"Green and White, and Finally Quiet"
By evening, I’m all edges.
The day leaves fingerprints on me. Fluorescent lights cling to my eyes. Conversations echo in the chambers of my skull. Notifications still flicker somewhere behind my ribs. I carry it home like static woven into my clothes.
And then there is the blanket.
Green and white.
Small squares of certainty.
Soft geometry that does not argue with me.
I plug it in and wait for the quiet hum, the low electric promise that warmth is coming. It begins invisibly, a slow bloom beneath the fabric, heat threading itself through the checkered lines. The pattern steadies me. Green. White. Green. White. Order where the day felt scattered.
When I pull it around my shoulders, I disappear in the best way.
The world reduces to a smaller map. The bright, sharp angles of the day round themselves out. My spine softens. My jaw unclenches. My thoughts, once racing in tight frantic circles, stretch out and lie down.
It's a cocoon, yes, but not fragile. It’s a fortress made of fleece and current. A grid that holds me together when I feel pixelated and flickering.
The green feels like quiet fields.
The white feels like breath.
Inside its warmth, I don't have to speak. I don’t have to decide. I don’t have to be impressive or efficient or agreeable. The blanket does not ask questions. It doesn’t need explanations. It simply knows to lower the volume, slow the pulse, bring me back to myself.

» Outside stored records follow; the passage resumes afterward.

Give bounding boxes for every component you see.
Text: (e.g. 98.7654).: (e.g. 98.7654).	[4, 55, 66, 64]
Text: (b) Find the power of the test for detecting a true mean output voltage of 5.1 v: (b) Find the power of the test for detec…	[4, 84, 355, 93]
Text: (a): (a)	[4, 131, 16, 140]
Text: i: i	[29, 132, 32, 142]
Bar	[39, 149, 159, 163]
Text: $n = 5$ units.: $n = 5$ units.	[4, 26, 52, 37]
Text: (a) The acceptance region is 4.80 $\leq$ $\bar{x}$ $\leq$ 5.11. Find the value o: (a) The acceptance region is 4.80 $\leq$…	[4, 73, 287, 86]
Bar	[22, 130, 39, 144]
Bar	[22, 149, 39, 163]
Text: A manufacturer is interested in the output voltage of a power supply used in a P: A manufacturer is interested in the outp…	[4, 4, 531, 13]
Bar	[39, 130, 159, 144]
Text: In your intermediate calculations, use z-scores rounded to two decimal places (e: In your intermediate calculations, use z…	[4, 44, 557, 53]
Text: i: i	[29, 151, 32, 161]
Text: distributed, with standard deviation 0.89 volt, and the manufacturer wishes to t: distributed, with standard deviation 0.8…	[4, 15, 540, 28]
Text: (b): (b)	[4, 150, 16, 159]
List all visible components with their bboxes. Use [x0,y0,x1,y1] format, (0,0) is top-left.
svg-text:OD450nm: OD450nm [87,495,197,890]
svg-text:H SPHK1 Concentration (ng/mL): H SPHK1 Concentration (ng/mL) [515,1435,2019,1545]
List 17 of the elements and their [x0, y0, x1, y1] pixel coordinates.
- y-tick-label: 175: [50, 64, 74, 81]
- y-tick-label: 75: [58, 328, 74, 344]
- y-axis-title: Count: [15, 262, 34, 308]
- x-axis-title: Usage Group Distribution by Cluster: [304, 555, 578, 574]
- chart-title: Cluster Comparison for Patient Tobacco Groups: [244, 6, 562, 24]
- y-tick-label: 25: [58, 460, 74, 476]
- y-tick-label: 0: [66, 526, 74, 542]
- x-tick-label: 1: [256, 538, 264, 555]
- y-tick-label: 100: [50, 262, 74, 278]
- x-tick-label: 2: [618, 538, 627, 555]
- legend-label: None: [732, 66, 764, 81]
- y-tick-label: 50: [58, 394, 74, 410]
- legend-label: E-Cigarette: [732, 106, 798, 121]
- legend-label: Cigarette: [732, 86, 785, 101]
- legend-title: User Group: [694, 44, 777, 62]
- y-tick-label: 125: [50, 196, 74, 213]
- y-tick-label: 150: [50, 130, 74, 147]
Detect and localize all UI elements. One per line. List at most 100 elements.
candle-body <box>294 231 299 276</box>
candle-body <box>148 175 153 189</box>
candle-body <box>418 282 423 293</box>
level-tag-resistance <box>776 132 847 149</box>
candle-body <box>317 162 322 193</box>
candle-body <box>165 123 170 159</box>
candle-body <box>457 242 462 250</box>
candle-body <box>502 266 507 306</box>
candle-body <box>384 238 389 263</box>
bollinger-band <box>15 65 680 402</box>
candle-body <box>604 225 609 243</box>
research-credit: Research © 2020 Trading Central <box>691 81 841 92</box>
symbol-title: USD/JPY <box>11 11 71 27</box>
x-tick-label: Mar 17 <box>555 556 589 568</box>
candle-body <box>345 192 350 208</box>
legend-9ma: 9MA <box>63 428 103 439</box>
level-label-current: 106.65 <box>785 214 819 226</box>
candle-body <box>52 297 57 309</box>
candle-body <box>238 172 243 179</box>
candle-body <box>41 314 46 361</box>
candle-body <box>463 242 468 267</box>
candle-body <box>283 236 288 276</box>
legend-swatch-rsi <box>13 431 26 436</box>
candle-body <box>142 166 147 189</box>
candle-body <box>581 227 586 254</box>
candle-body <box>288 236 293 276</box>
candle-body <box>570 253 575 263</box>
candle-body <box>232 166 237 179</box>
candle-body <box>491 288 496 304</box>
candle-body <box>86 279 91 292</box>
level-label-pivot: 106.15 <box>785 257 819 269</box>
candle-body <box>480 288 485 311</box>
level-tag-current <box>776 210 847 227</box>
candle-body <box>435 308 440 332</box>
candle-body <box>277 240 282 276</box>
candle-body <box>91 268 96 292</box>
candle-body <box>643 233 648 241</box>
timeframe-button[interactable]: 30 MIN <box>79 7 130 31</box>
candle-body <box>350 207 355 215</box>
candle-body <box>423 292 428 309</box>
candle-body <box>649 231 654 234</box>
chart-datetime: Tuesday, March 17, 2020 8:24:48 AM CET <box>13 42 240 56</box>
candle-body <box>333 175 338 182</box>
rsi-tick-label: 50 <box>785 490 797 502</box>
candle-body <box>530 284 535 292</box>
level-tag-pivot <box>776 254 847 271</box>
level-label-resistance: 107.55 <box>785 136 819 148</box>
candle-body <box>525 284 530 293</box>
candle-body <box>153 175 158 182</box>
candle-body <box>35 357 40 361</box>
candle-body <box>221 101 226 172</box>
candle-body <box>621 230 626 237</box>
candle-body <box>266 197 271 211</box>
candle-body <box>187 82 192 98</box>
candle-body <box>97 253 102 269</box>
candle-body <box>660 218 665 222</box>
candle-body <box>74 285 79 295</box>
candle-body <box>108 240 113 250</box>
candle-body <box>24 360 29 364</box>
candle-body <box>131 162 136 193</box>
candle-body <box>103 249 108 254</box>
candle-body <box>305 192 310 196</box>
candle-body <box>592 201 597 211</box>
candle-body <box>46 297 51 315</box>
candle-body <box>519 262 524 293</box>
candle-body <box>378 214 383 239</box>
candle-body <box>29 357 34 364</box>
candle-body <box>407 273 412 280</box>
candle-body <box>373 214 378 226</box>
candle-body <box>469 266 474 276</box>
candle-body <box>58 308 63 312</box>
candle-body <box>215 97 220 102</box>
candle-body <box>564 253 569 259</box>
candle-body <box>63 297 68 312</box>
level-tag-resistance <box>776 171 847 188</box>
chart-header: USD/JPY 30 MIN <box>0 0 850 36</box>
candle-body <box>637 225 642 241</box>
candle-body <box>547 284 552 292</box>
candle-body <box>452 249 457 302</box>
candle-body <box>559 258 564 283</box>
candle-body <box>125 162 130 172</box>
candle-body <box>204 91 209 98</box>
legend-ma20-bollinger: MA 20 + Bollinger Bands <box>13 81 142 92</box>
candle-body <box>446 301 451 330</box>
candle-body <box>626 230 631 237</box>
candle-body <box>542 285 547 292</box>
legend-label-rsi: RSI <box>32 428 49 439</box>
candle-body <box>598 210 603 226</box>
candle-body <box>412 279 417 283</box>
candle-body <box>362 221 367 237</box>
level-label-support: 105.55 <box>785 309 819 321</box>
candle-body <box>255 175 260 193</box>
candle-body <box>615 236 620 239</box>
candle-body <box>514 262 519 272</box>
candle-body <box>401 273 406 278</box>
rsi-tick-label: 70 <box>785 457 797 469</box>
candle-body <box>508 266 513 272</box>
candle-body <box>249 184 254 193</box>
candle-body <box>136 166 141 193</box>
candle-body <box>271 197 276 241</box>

The silence here is not empty. It's padded. It’s merciful.
Wrapped in those steady squares, I'm less scattered. Less exposed. The overstimulation drains from me like rain sliding off a roof. What remains is something simpler. Skin. Breath. Heat.
Green. White. Green. White.
A pattern I can trust.
A small, glowing sanctuary.
A friend who never speaks but always understands.